Dal period drama al family drama
Si passa quindi dalla Storia alla storia, dai grandi eventi esterni che intaccano essenzialmente l’interiorità del protagonista, ai conflitti interiori dei e tra i personaggi, che semmai si rispecchiano in quelli esteriori, e non viceversa: vengono così approfonditi i rapporti e i contrasti tra il Principe e la figlia Concetta, tra quest’ultima e Tancredi, e tra Tancredi e l’ambiziosa Angelica.
Le figure femminili assumono uno spessore nuovo, e sono animate dalle stesse passioni, paure e ambizioni dei personaggi maschili, pur essendo costrette entro i confini del loro genere.

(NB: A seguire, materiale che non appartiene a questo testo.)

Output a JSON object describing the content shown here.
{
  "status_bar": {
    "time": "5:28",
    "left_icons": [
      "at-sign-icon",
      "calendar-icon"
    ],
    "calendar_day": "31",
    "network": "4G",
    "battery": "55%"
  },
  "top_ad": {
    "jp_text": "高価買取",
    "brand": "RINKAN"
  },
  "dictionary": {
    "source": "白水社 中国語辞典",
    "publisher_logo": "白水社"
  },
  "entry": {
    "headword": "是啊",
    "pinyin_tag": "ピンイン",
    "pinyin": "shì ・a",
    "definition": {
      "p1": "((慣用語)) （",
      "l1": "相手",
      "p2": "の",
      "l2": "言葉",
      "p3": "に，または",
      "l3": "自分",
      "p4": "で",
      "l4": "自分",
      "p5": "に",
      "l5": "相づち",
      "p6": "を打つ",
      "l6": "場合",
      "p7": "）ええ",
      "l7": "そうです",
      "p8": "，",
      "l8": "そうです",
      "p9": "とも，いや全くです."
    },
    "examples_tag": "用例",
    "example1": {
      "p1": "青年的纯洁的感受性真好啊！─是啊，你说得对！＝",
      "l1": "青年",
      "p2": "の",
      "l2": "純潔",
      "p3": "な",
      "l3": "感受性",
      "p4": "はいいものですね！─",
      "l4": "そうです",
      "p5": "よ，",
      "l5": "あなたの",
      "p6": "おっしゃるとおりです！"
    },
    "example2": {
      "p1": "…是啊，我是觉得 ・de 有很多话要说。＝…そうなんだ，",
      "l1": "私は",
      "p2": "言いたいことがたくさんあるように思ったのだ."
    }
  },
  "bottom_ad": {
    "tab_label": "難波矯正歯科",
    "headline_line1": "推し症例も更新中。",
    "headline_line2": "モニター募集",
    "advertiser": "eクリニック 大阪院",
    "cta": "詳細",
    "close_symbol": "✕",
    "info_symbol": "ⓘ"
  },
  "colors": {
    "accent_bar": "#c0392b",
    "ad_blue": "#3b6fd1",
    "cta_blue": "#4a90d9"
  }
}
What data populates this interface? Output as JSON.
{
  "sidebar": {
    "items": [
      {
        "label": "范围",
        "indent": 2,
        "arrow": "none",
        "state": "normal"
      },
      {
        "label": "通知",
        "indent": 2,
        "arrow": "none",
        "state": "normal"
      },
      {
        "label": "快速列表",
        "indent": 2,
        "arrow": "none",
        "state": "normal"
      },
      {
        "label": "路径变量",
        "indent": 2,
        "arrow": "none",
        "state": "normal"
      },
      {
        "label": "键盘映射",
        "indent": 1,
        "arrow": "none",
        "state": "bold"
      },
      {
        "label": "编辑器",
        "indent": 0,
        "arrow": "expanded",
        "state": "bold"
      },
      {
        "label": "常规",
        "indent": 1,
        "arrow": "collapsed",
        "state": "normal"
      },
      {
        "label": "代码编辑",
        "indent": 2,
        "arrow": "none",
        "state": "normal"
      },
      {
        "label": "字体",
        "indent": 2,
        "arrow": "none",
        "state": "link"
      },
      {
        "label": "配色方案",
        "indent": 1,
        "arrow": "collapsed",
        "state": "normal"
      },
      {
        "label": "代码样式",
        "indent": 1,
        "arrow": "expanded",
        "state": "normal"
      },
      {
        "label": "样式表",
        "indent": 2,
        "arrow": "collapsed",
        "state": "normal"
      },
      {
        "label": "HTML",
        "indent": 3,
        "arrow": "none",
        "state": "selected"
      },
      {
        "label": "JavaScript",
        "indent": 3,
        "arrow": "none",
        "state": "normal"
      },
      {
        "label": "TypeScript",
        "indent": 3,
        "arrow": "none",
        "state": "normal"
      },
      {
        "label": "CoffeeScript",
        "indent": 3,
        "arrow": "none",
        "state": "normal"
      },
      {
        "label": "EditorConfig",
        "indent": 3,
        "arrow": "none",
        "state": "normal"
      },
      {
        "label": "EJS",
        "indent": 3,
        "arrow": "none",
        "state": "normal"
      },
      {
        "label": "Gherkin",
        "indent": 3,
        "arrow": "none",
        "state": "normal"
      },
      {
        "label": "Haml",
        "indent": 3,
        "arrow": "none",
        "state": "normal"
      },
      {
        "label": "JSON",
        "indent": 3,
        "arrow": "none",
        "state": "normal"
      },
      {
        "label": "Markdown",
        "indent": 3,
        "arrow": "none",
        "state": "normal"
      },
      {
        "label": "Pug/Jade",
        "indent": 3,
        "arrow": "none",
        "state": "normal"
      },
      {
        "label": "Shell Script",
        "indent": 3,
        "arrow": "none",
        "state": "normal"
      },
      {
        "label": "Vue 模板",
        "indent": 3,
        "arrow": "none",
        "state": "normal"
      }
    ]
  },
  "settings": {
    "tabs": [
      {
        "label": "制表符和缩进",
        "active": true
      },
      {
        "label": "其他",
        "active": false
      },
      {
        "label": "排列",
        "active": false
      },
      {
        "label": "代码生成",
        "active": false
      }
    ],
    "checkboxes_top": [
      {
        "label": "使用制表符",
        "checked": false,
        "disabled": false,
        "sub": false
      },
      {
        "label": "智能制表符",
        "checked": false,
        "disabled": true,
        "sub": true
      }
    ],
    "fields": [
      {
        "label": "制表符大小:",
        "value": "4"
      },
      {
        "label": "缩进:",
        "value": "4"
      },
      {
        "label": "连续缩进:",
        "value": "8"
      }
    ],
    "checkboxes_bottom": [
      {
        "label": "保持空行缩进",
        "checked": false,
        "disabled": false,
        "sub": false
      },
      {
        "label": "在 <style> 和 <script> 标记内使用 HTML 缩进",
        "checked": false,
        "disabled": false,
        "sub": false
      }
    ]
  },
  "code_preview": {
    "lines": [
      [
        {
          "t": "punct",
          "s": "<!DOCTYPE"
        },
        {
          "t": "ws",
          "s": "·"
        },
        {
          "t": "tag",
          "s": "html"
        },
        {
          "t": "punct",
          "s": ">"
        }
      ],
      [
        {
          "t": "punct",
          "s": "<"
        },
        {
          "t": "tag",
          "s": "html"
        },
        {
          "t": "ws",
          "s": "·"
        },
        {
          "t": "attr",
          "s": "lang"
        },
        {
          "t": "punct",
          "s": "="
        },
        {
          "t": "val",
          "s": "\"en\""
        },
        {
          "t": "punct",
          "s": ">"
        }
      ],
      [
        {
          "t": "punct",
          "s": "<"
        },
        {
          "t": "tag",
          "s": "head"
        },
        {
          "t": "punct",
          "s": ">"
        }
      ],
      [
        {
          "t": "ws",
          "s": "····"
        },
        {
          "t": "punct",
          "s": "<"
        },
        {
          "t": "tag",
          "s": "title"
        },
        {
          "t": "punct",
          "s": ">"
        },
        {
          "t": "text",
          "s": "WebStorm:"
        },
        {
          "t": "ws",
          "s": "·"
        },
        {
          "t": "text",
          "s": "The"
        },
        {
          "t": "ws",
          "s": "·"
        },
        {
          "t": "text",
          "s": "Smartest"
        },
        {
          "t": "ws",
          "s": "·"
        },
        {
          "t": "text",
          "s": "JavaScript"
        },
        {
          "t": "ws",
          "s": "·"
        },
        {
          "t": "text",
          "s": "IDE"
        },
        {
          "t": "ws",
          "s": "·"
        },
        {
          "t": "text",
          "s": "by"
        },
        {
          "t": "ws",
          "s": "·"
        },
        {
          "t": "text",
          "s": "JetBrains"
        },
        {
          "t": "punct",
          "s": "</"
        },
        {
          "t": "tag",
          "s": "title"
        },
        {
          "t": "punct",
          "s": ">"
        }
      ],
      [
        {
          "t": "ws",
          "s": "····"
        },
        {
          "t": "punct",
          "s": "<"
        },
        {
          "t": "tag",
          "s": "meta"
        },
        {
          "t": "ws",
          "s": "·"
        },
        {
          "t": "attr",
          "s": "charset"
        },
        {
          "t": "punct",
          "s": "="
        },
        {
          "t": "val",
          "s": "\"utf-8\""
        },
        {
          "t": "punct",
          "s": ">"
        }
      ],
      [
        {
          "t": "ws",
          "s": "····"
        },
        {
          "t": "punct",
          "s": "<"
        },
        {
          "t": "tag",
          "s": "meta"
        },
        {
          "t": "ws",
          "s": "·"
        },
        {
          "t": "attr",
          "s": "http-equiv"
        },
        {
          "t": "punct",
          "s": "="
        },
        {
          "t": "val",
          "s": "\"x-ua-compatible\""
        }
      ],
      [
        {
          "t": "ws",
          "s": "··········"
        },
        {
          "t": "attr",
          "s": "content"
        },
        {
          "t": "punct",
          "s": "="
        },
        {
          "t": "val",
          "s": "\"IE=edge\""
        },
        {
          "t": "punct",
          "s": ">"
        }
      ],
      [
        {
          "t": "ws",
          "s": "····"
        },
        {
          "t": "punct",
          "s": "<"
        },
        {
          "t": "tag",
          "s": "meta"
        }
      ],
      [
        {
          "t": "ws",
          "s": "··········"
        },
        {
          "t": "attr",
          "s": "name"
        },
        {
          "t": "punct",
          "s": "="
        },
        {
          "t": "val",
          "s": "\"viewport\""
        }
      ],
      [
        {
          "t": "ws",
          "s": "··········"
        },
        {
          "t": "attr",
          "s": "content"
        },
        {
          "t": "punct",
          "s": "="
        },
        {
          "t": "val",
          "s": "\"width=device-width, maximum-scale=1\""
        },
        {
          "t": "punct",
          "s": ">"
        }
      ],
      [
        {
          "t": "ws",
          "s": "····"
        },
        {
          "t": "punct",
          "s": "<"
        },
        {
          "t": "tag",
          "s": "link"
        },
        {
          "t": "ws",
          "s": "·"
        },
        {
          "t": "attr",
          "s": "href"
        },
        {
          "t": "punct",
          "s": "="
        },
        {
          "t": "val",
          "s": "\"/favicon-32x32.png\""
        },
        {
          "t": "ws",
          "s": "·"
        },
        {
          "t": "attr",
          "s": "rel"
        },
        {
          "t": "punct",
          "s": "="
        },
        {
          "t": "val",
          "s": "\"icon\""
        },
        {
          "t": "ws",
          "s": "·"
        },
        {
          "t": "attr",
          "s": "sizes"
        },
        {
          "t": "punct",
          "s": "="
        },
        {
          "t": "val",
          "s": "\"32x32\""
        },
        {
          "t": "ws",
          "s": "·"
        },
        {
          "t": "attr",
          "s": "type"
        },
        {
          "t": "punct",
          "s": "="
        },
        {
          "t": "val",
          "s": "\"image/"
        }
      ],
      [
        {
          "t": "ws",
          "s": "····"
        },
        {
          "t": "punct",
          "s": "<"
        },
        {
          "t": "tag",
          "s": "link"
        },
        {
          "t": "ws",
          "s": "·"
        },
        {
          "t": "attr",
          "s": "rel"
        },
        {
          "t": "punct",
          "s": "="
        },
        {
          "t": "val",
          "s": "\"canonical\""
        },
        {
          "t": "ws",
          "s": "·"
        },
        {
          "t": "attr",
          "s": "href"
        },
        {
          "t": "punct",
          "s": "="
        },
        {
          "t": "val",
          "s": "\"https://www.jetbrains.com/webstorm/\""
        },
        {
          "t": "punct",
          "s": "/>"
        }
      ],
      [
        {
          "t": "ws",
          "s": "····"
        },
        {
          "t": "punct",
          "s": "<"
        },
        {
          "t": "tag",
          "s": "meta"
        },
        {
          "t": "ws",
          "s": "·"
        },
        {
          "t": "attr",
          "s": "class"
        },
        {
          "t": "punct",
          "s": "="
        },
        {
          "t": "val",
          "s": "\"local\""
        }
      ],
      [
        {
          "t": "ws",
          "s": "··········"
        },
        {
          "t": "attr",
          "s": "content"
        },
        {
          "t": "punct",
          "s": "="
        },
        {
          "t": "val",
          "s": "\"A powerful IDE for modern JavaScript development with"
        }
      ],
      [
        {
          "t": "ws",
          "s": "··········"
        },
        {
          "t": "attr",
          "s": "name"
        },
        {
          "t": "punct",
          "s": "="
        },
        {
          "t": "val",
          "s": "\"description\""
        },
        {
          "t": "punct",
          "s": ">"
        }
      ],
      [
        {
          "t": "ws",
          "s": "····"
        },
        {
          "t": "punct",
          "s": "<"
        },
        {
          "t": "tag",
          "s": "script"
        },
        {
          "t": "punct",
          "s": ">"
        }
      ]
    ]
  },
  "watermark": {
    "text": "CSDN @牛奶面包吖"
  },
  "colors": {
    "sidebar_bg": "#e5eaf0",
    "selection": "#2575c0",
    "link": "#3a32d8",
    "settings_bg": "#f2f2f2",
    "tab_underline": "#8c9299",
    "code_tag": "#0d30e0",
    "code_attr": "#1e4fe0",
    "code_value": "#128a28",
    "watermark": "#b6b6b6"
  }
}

In particolare, vediamo la storia anche e soprattutto attraverso la lente del personaggio di Concetta, unica e vera erede dell’impero dei Salina e di tutto ciò che questo rappresenta: l’amore perduto per Tancredi, il cortocircuito tra l’affetto e l’odio per un padre che non esita a sacrificare i sentimenti della figlia per gli interessi della casata, l’angoscia per lo sgretolamento dei rapporti famigliari e del mondo di cui i Gattopardi si sentivano padroni, sono tutti temi che è stato possibile scandagliare proprio per la presenza di un punto di vista corale.
Il passato come finestra sul presente
Ecco quindi che, nel pur rispetto dell’ambientazione storica, emergono temi universali che interpellano non solo i personaggi di un Ottocento ormai lontano e i lettori del dopoguerra, ma anche ognuno di noi, in questo presente dove tutto è cambiato e, forse proprio per questo, tutto è rimasto com’era: desiderio d’indipendenza, bisogno di cambiamento, paura di un ignoto che rischia di divorare ciò che di buono proteggono le nostre radici, il labile confine tra il sogno e l’ambizione, la dicotomia tra amore e passione,. Tutto ciò tende un filo tra il passato e il presente e coinvolge tutte le generazioni, con tematiche e con un cast che parlano ai giovani, e un’estetica visiva e sonora nostrana che risveglia l’affetto del pubblico internazionale, disegnando panorami da western e colorandoli di una colonna sonora, firmata dal siciliano Paolo Buonvino – già compositore della serie-evento anglo-italiana I Medici – dalle tonalità che sembrano trarre ispirazione dalle pellicole di Sergio Leone.
Temi di discussione
- Il cambiamento: libertà o paura?
- L’ambizione: fin dove è lecito spingersi per inseguire i propri sogni?
- L’amore tra responsabilità e libertà: come trovare un equilibrio tra il desiderio di proteggere chi ami e la necessità di lasciarlo libero di costruirsi un proprio mondo e un proprio futuro?